LIMITAÇÃO EM 30% PARA APROVEITAMENTO DE PREJUÍZOS FISCAIS VOLTA A SER APRECIADA PELO STF - 05.2019

A Corte Suprema, agora em nova composição, terá a oportunidade de revisitar o entendimento anterior proferido, de modo que há reais chances de o pleito dos contribuintes vir a ser reconhecido.

O assunto da trava dos 30% para aproveitamento de prejuízos fiscais não é novo, tendo sido muito debatido, já contando, inclusive, com decisão desfavorável aos contribuintes proferida em sessão plenária do STF, quando do julgamento do RE 344.994/PR, em 25 de março de 2009, ocasião em que restou reconhecida a constitucionalidade da referida limitação.

Mas como isso poderia acontecer: A mesma questão julgada pelo Plenário do STF ter a repercussão geral reconhecida e poder ser, novamente, apreciada pela Corte, agora sob nova composição?

Isso ocorre em razão de a matéria submetida à apreciação do STF no RE 344.994/PR estar restrita ao IRPJ, não abarcando a CSLL, além de aquele recurso suscitar a inconstitucionalidade da trava dos 30% em face apenas de aspectos temporais, atacando apenas a violação aos princípios da irretroatividade e da anterioridade das leis, bem como a violação ao direito adquirido.

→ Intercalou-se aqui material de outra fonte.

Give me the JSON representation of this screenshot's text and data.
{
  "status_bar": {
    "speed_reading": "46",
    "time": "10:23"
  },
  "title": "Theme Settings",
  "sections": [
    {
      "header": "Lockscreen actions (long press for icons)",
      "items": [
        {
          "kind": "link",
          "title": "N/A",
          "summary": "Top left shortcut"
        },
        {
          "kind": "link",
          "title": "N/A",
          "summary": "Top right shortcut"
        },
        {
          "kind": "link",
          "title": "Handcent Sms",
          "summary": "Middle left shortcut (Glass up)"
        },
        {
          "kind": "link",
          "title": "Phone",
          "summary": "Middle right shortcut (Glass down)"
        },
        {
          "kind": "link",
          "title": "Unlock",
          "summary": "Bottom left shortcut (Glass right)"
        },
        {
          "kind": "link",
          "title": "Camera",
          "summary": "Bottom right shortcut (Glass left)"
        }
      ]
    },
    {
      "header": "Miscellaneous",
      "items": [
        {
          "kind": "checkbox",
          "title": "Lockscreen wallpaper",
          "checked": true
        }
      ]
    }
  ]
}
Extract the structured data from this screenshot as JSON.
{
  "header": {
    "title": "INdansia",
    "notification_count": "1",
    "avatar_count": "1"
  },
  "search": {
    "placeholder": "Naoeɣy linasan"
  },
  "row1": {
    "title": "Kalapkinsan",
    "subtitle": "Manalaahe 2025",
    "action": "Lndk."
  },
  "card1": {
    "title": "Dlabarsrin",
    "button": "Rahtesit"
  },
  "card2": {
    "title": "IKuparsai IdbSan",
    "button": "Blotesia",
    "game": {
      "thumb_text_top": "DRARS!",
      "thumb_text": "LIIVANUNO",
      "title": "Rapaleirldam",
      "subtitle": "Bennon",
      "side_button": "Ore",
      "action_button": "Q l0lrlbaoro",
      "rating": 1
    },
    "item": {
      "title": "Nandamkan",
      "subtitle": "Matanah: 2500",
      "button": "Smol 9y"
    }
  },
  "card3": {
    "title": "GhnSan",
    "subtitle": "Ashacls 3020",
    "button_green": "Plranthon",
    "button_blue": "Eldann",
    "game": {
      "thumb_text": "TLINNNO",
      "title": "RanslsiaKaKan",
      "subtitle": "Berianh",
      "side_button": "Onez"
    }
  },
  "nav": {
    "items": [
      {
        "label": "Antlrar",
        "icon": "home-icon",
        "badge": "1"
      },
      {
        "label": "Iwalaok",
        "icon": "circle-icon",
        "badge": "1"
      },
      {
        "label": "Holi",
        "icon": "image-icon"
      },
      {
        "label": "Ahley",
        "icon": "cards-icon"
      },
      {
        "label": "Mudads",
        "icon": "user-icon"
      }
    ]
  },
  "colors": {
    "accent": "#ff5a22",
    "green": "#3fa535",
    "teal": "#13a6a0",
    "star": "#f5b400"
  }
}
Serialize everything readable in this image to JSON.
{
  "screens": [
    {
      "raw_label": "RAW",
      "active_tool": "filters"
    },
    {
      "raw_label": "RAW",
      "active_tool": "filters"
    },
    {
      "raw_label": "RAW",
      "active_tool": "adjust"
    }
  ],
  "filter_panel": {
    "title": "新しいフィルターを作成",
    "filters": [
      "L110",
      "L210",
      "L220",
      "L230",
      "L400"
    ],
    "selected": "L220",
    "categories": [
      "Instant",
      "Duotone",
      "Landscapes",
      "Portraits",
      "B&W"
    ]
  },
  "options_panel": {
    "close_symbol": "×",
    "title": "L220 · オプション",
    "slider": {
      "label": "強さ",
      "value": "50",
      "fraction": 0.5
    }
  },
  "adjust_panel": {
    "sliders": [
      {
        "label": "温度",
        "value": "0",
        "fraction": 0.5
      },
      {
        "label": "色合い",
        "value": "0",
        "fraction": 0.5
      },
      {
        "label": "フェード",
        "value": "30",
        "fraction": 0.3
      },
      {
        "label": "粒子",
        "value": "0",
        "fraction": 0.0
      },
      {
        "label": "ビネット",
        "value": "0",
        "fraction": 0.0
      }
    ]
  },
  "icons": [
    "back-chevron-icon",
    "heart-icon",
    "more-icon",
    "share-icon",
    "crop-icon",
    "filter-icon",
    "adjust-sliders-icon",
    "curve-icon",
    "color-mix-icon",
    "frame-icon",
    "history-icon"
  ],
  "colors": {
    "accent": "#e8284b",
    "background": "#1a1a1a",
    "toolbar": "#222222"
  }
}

Assim, a despeito de terem perdido o primeiro round, os contribuintes não jogaram a toalha, e a luta jurídica, ainda que esquecida do grande público, permaneceu viva, tanto é assim que o STF, além de ter reconhecido a repercussão geral dessa matéria (tema 117), incluiu em pauta para julgamento o recurso representativo da controvérsia.

Agora, o STF, em nova composição, terá a oportunidade de apreciar a questão da inconstitucionalidade da trava dos 30% em decorrência da afronta aos conceitos de renda e lucro, bem como da violação aos princípios da capacidade contributiva, universalidade, isonomia e vedação ao confisco.

Portanto, há reais chances de o entendimento da Corte Suprema ser revisto de maneira favorável aos contribuintes.

Com relação ao recurso representativo da controvérsia, seu julgamento foi originalmente designado para o dia 29 de maio p.p, ocasião em que, iniciada a sessão e realizada as sustentações orais, foi determinada a sua suspensão.

Logo, aqueles contribuintes que não estejam discutindo judicialmente o direito à compensação do montante integral de prejuízos fiscais e bases negativas da CSLL acumuladas, tem a oportunidade de fazê-lo, independente de eventual modulação de efeitos da decisão favorável que, em sendo proferida, certamente será requerido pela Procuradoria da Fazenda Nacional, tal qual realizado no caso da exclusão do ICMS da base de cálculo do PIS e da COFINS.

A Cassuli se mantém atualizada frente ao dinamismo das alterações tributárias e dos julgamentos de questões afins aos seus clientes e amigos justamente no intuito de defender os interesses dos contribuintes.